S&P Warns Saudi Banks’ Capital Could Face Pressure as Lending and External Funding Rise
Global ratings agency cautions that rapid credit growth and heavier reliance on external funding may strain Saudi banks’ capital buffers
Saudi banks may see their capital positions come under pressure if current lending and funding trends continue, according to a recent analysis by S&P Global Ratings, which highlights evolving risks as the Kingdom’s financial sector supports robust credit growth.
The report notes that lending expansion in areas such as corporate and mortgage financing has outpaced local deposit growth, prompting many banks to increasingly tap international capital markets to meet funding needs, a strategy that could weigh on capital metrics if not carefully managed.
Although Saudi banks enter this phase with relatively strong capitalization, the shift towards alternative funding sources reflects a changing risk profile as the sector adapts to sustained demand for credit.

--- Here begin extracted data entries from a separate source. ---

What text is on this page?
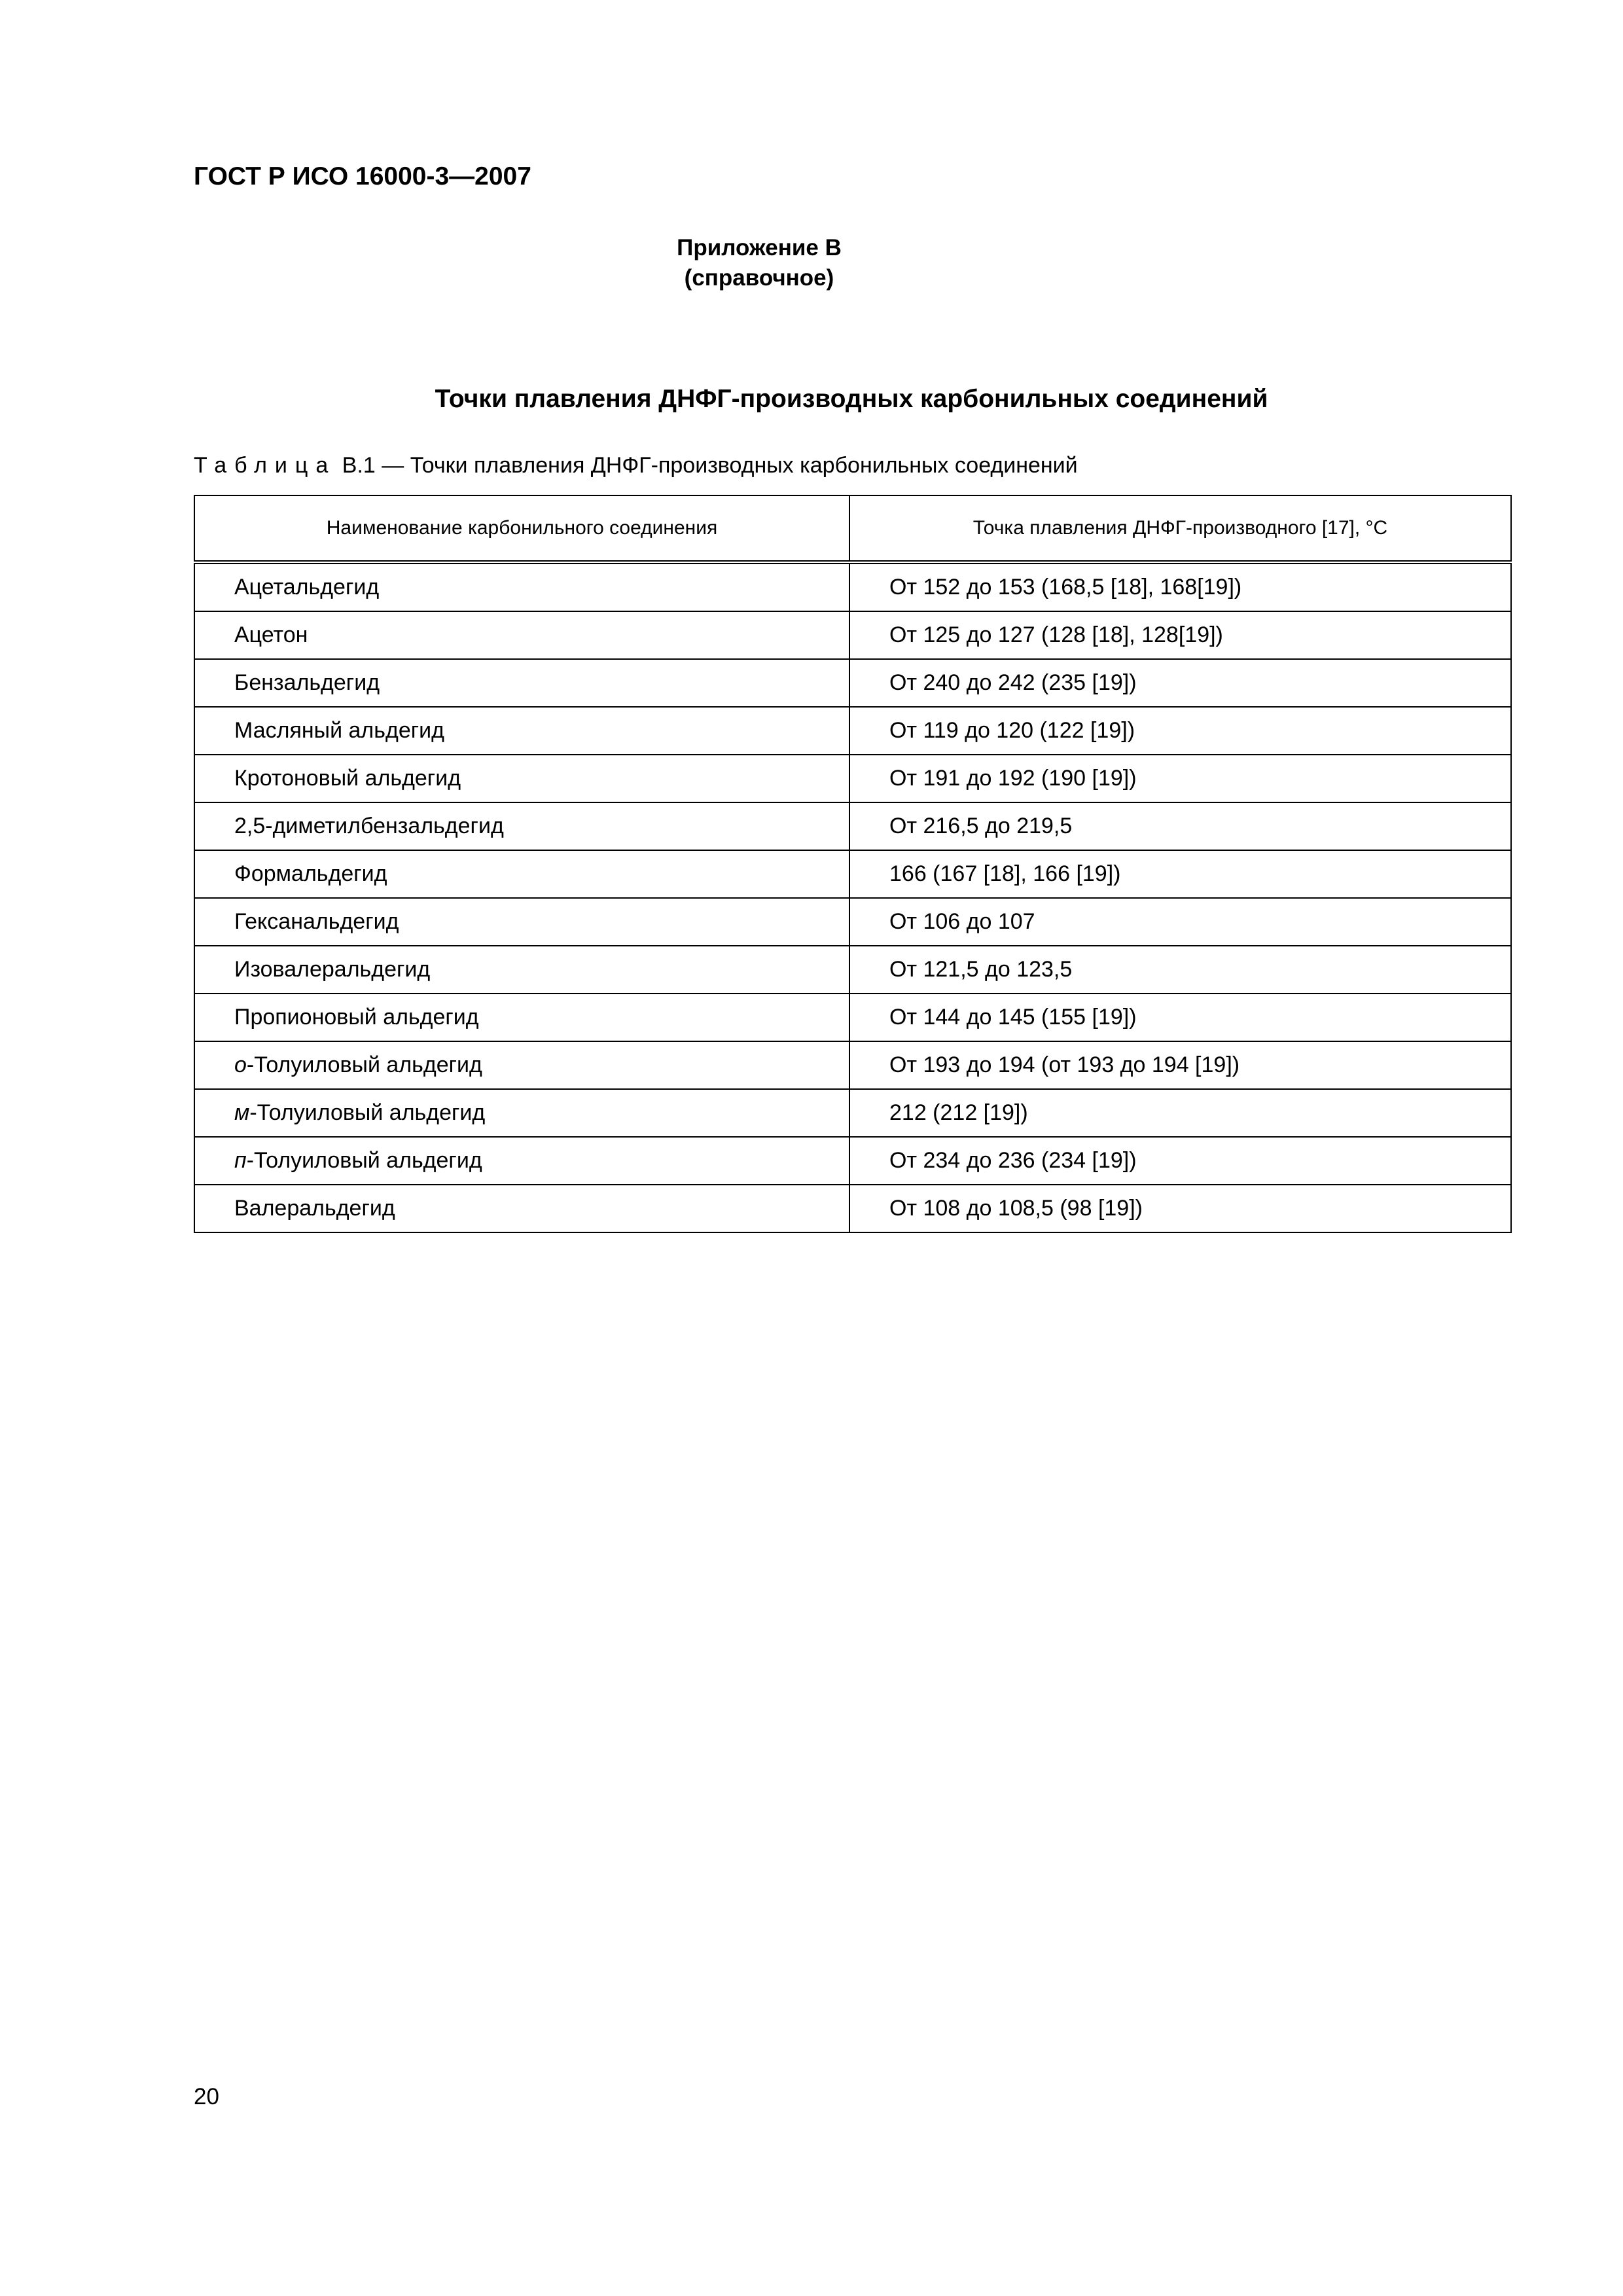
ГОСТ Р ИСО 16000-3—2007
Приложение В
(справочное)
Точки плавления ДНФГ-производных карбонильных соединений
Таблица В.1 — Точки плавления ДНФГ-производных карбонильных соединений
Наименование карбонильного соединения	Точка плавления ДНФГ-производного [17], °С
Ацетальдегид	От 152 до 153 (168,5 [18], 168[19])
Ацетон	От 125 до 127 (128 [18], 128[19])
Бензальдегид	От 240 до 242 (235 [19])
Масляный альдегид	От 119 до 120 (122 [19])
Кротоновый альдегид	От 191 до 192 (190 [19])
2,5-диметилбензальдегид	От 216,5 до 219,5
Формальдегид	166 (167 [18], 166 [19])
Гексанальдегид	От 106 до 107
Изовалеральдегид	От 121,5 до 123,5
Пропионовый альдегид	От 144 до 145 (155 [19])
о-Толуиловый альдегид	От 193 до 194 (от 193 до 194 [19])
м-Толуиловый альдегид	212 (212 [19])
п-Толуиловый альдегид	От 234 до 236 (234 [19])
Валеральдегид	От 108 до 108,5 (98 [19])
20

S&P’s assessment points to the surging role of external funding, particularly in the form of bond issuances and foreign liabilities, as a response to domestic deposit shortfalls.
Over the past several years, net external debt for some lenders has moved from asset-rich positions into modest net external debt, signalling a broader transition in balance sheet structure.
Short-term interbank deposits and repurchase agreements have comprised a significant portion of foreign funding, raising questions about potential maturity mismatches and volatility risks, though S&P also acknowledges that much of this funding originates from within the Gulf Cooperation Council, where liquidity is strong.
The agency also highlights that mortgage lending, driven by government initiatives to expand home ownership, has grown sharply as a share of total bank credit, reinforcing the importance of managing funding and capital adequacy amidst rapid credit expansion.
To bolster capital positions, a number of banks have issued hybrid instruments such as additional tier 1 sukuk, helping strengthen regulatory capital ratios while attracting diverse investor bases.
S&P underscores that while current capital adequacy remains robust, with healthy buffer levels reported across the sector, continued reliance on external financing and hybrid instruments will require careful monitoring to preserve resilience.
Despite these risks, the report suggests that Saudi Arabia’s banking system has strong fundamentals, including solid profitability, resilient deposit bases and substantial sovereign backing, which together provide a cushion against short-term volatility.
S&P also expects that the growth trajectory under the Kingdom’s Vision 2030 reform agenda will maintain attractive lending opportunities for banks, underscoring the need for prudent risk management and diversified funding strategies as financial intermediation continues to expand.